We will have to carefully construct our design matrix in order to
account for all important sources of variation while still allowing us
to answer the research question of interest. The aliasing exploration
above has made it clear we may drop the disease
main
effect, so let’s start by constructing this design matrix.
X <- model.matrix(~ patient + time + disease:time)
m2 <- glm(y ~ -1 + X,
family = "poisson")
summary(m2)
##
## Call:
## glm(formula = y ~ -1 + X, family = "poisson")
##
## Coefficients: (1 not defined because of singularities)
## Estimate Std.

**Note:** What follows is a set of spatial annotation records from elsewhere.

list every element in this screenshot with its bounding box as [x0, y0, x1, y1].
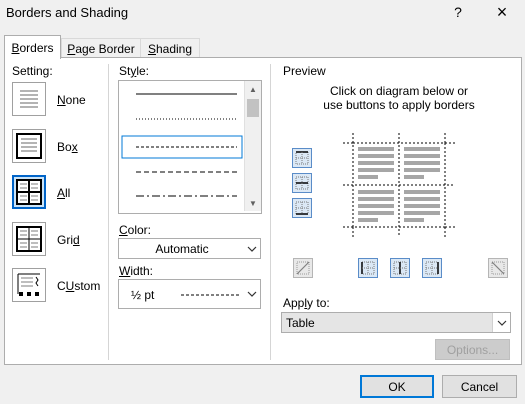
inside-horizontal-border-icon: [295, 176, 309, 190]
bottom-border-button[interactable]: [292, 198, 312, 218]
setting-custom[interactable]: CUstom: [12, 268, 102, 306]
inside-horizontal-border-button[interactable]: [292, 173, 312, 193]
tab-shading-label: Shading: [147, 41, 193, 56]
color-value: Automatic: [155, 242, 209, 256]
style-heading: Style:: [119, 64, 150, 78]
chevron-down-icon: [243, 280, 260, 308]
tab-shading[interactable]: Shading: [140, 38, 200, 58]
tab-borders-label: Borders: [11, 40, 54, 55]
scroll-thumb[interactable]: [247, 99, 259, 117]
setting-grid-label: Grid: [57, 233, 80, 247]
setting-custom-icon: [12, 268, 46, 302]
setting-grid-icon: [12, 222, 46, 256]
tab-page-border[interactable]: Page Border: [61, 38, 141, 58]
options-button[interactable]: Options...: [435, 339, 510, 360]
setting-heading: Setting:: [12, 64, 53, 78]
help-icon: ?: [454, 4, 462, 20]
chevron-down-icon: [492, 313, 510, 332]
help-button[interactable]: ?: [440, 0, 476, 24]
apply-to-heading: Apply to:: [283, 296, 330, 310]
divider-left: [108, 64, 109, 360]
cancel-button[interactable]: Cancel: [442, 375, 517, 398]
scroll-down-arrow-icon[interactable]: ▼: [245, 195, 261, 211]
setting-custom-label: CUstom: [57, 279, 101, 293]
bottom-border-icon: [295, 201, 309, 215]
setting-none[interactable]: None: [12, 82, 102, 120]
style-scrollbar[interactable]: ▲ ▼: [244, 81, 261, 211]
inside-vertical-border-icon: [393, 261, 407, 275]
style-options: [121, 93, 243, 197]
right-border-icon: [425, 261, 439, 275]
apply-to-dropdown[interactable]: Table: [281, 312, 511, 333]
apply-to-value: Table: [286, 316, 315, 330]
window-title: Borders and Shading: [6, 5, 129, 20]
diagonal-down-icon: [296, 261, 310, 275]
tab-borders[interactable]: Borders: [4, 35, 61, 59]
close-icon: ×: [496, 1, 508, 22]
top-border-icon: [295, 151, 309, 165]
color-dropdown[interactable]: Automatic: [118, 238, 261, 259]
right-border-button[interactable]: [422, 258, 442, 278]
setting-box[interactable]: Box: [12, 129, 102, 167]
setting-none-label: None: [57, 93, 86, 107]
preview-diagram[interactable]: [341, 131, 459, 241]
inside-vertical-border-button[interactable]: [390, 258, 410, 278]
width-heading: Width:: [119, 264, 154, 278]
setting-box-label: Box: [57, 140, 78, 154]
preview-instruction-1: Click on diagram below or: [329, 84, 469, 98]
setting-grid[interactable]: Grid: [12, 222, 102, 260]
setting-all-icon: [12, 175, 46, 209]
color-heading: Color:: [119, 223, 152, 237]
top-border-button[interactable]: [292, 148, 312, 168]
ok-button[interactable]: OK: [360, 375, 434, 398]
preview-heading: Preview: [283, 64, 326, 78]
diagonal-up-border-button[interactable]: [488, 258, 508, 278]
close-button[interactable]: ×: [484, 0, 520, 24]
setting-all[interactable]: All: [12, 175, 102, 213]
style-listbox[interactable]: ▲ ▼: [118, 80, 262, 214]
width-dropdown[interactable]: ½ pt: [118, 279, 261, 309]
width-line-sample: [181, 294, 241, 296]
tab-page-border-label: Page Border: [67, 41, 135, 56]
divider-right: [270, 64, 271, 360]
width-value: ½ pt: [131, 288, 155, 302]
diagonal-down-border-button[interactable]: [293, 258, 313, 278]
preview-instruction-2: use buttons to apply borders: [323, 98, 475, 112]
chevron-down-icon: [243, 239, 260, 258]
scroll-up-arrow-icon[interactable]: ▲: [245, 81, 261, 97]
setting-none-icon: [12, 82, 46, 116]
left-border-icon: [361, 261, 375, 275]
diagonal-up-icon: [491, 261, 505, 275]
setting-box-icon: [12, 129, 46, 163]
setting-all-label: All: [57, 186, 71, 200]
left-border-button[interactable]: [358, 258, 378, 278]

Error z value Pr(>|z|)
## X(Intercept) 3.76900 0.11916 31.631 <2e-16 ***
## Xpatientb 0.06744 0.14999 0.450 0.6530
## Xpatientc 0.06744 0.14999 0.450 0.6530
## Xpatientd 0.27304 0.14310 1.908 0.0564 .
## Xpatiente 0.28823 0.16077 1.793 0.0730 .

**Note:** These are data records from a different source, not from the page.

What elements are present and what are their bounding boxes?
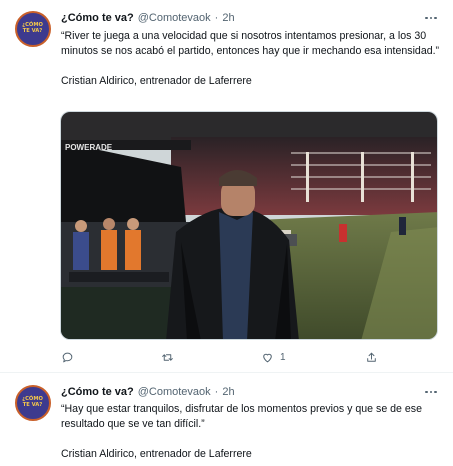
retweet-button[interactable] <box>161 348 174 366</box>
avatar[interactable]: ¿CÓMO TE VA? <box>14 10 51 47</box>
separator-dot: · <box>214 386 219 398</box>
display-name[interactable]: ¿Cómo te va? <box>61 12 134 24</box>
like-count: 1 <box>280 351 286 363</box>
photo-coach-at-stadium: POWERADE <box>61 112 437 339</box>
tweet-quote: “Hay que estar tranquilos, disfrutar de … <box>61 403 422 430</box>
tweet-actions: 1 <box>61 348 391 366</box>
reply-icon <box>62 352 73 362</box>
more-icon[interactable] <box>423 10 439 26</box>
avatar-logo-text: ¿CÓMO TE VA? <box>22 21 43 34</box>
banner-text: POWERADE <box>65 143 113 152</box>
tweet-attribution: Cristian Aldirico, entrenador de Laferre… <box>61 75 252 87</box>
tweet[interactable]: ¿CÓMO TE VA? ¿Cómo te va? @Comotevaok · … <box>0 374 453 466</box>
more-icon[interactable] <box>423 384 439 400</box>
tweet-header: ¿Cómo te va? @Comotevaok · 2h <box>61 384 235 400</box>
user-handle[interactable]: @Comotevaok <box>138 12 211 24</box>
separator-dot: · <box>214 12 219 24</box>
timestamp[interactable]: 2h <box>222 12 234 24</box>
share-icon <box>367 352 376 362</box>
retweet-icon <box>162 353 173 361</box>
like-button[interactable]: 1 <box>261 348 286 366</box>
avatar-logo-text: ¿CÓMO TE VA? <box>22 395 43 408</box>
display-name[interactable]: ¿Cómo te va? <box>61 386 134 398</box>
tweet[interactable]: ¿CÓMO TE VA? ¿Cómo te va? @Comotevaok · … <box>0 0 453 373</box>
timestamp[interactable]: 2h <box>222 386 234 398</box>
tweet-text: “River te juega a una velocidad que si n… <box>61 29 441 89</box>
tweet-attribution: Cristian Aldirico, entrenador de Laferre… <box>61 448 252 460</box>
user-handle[interactable]: @Comotevaok <box>138 386 211 398</box>
avatar[interactable]: ¿CÓMO TE VA? <box>14 384 51 421</box>
tweet-text: “Hay que estar tranquilos, disfrutar de … <box>61 402 441 462</box>
tweet-header: ¿Cómo te va? @Comotevaok · 2h <box>61 10 235 26</box>
share-button[interactable] <box>365 348 378 366</box>
avatar-logo: ¿CÓMO TE VA? <box>14 10 51 47</box>
tweet-photo[interactable]: POWERADE <box>60 111 438 340</box>
like-icon <box>263 353 272 362</box>
tweet-quote: “River te juega a una velocidad que si n… <box>61 30 440 57</box>
avatar-logo: ¿CÓMO TE VA? <box>14 384 51 421</box>
reply-button[interactable] <box>61 348 74 366</box>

## Xpatientf 0.14939 0.16500 0.905 0.3653
## Xpatientg 0.10590 0.16643 0.636 0.5246
## Xpatienth 0.18081 0.16400 1.102 0.2703
## Xtimeafter -0.01567 0.10220 -0.153 0.8782
## Xtimebefore:diseasecancer -0.12374 0.14407 -0.859 0.3904
## Xtimeafter:diseasecancer NA NA NA NA
## ---
## Signif. codes: 0 '***' 0.001 '**' 0.01 '*' 0.05 '.' 0.1 ' ' 1
##
## (Dispersion parameter for poisson family taken to be 1)
##
## Null deviance: 4489.2752 on 16 degrees of freedom
## Residual deviance: 8.8417 on 6 degrees of freedom
## AIC: 120.16
##
## Number of Fisher Scoring iterations: 4
## Model :
## y ~ -1 + X
##
## Complete :
## X(Intercept) Xpatientb Xpatientc Xpatientd Xpatiente
## Xtimeafter:diseasecancer 0 0 0 0 1
## Xpatientf Xpatientg Xpatienth Xtimeafter
## Xtimeafter:diseasecancer 1 1 1 0
## Xtimebefore:diseasecancer
## Xtimeafter:diseasecancer -1
We are still confronted with aliasing as the model matrix contains an
interaction effect timebefore:diseasecancer
as well as
timeafter:diseasecancer
, while only the latter is relevant.
Indeed, we know that we can derive the
timebefore:diseasecancer
effect by averaging the patient
effects of the cancer patients.
X <- X[,!colnames(X) %in% "timebefore:diseasecancer"]
## fit a Poisson model
m2 <- glm(y ~ -1 + X,
family = "poisson")
summary(m2)
##
## Call:
## glm(formula = y ~ -1 + X, family = "poisson")
##
## Coefficients:
## Estimate Std. Error z value Pr(>|z|)
## X(Intercept) 3.76900 0.11916 31.631 <2e-16 ***
## Xpatientb 0.06744 0.14999 0.450 0.6530
## Xpatientc 0.06744 0.14999 0.450 0.6530
## Xpatientd 0.27304 0.14310 1.908 0.0564 .
## Xpatiente 0.16449 0.16224 1.014 0.3107
## Xpatientf 0.02565 0.16644 0.154 0.8775
## Xpatientg -0.01784 0.16785 -0.106 0.9154
## Xpatienth 0.05706 0.16544 0.345 0.7302
## Xtimeafter -0.01567 0.10220 -0.153 0.8782
## Xtimeafter:diseasecancer 0.12374 0.14407 0.859 0.3904
## ---
## Signif. codes: 0 '***' 0.001 '**' 0.01 '*' 0.05 '.' 0.1 ' ' 1
##
## (Dispersion parameter for poisson family taken to be 1)
##
## Null deviance: 4489.2752 on 16 degrees of freedom
## Residual deviance: 8.8417 on 6 degrees of freedom
## AIC: 120.16
##
## Number of Fisher Scoring iterations: 4
We see that all coefficients can now be estimated. The
timeafter
effect may be interpreted as the time effect for
healthy patients, while the timeafter:diseasecancer
effect
may be interpreted as the difference in the time effect for cancer
patients as compared to healthy patients, i.e., it is the relevant
interaction effect we are interested in.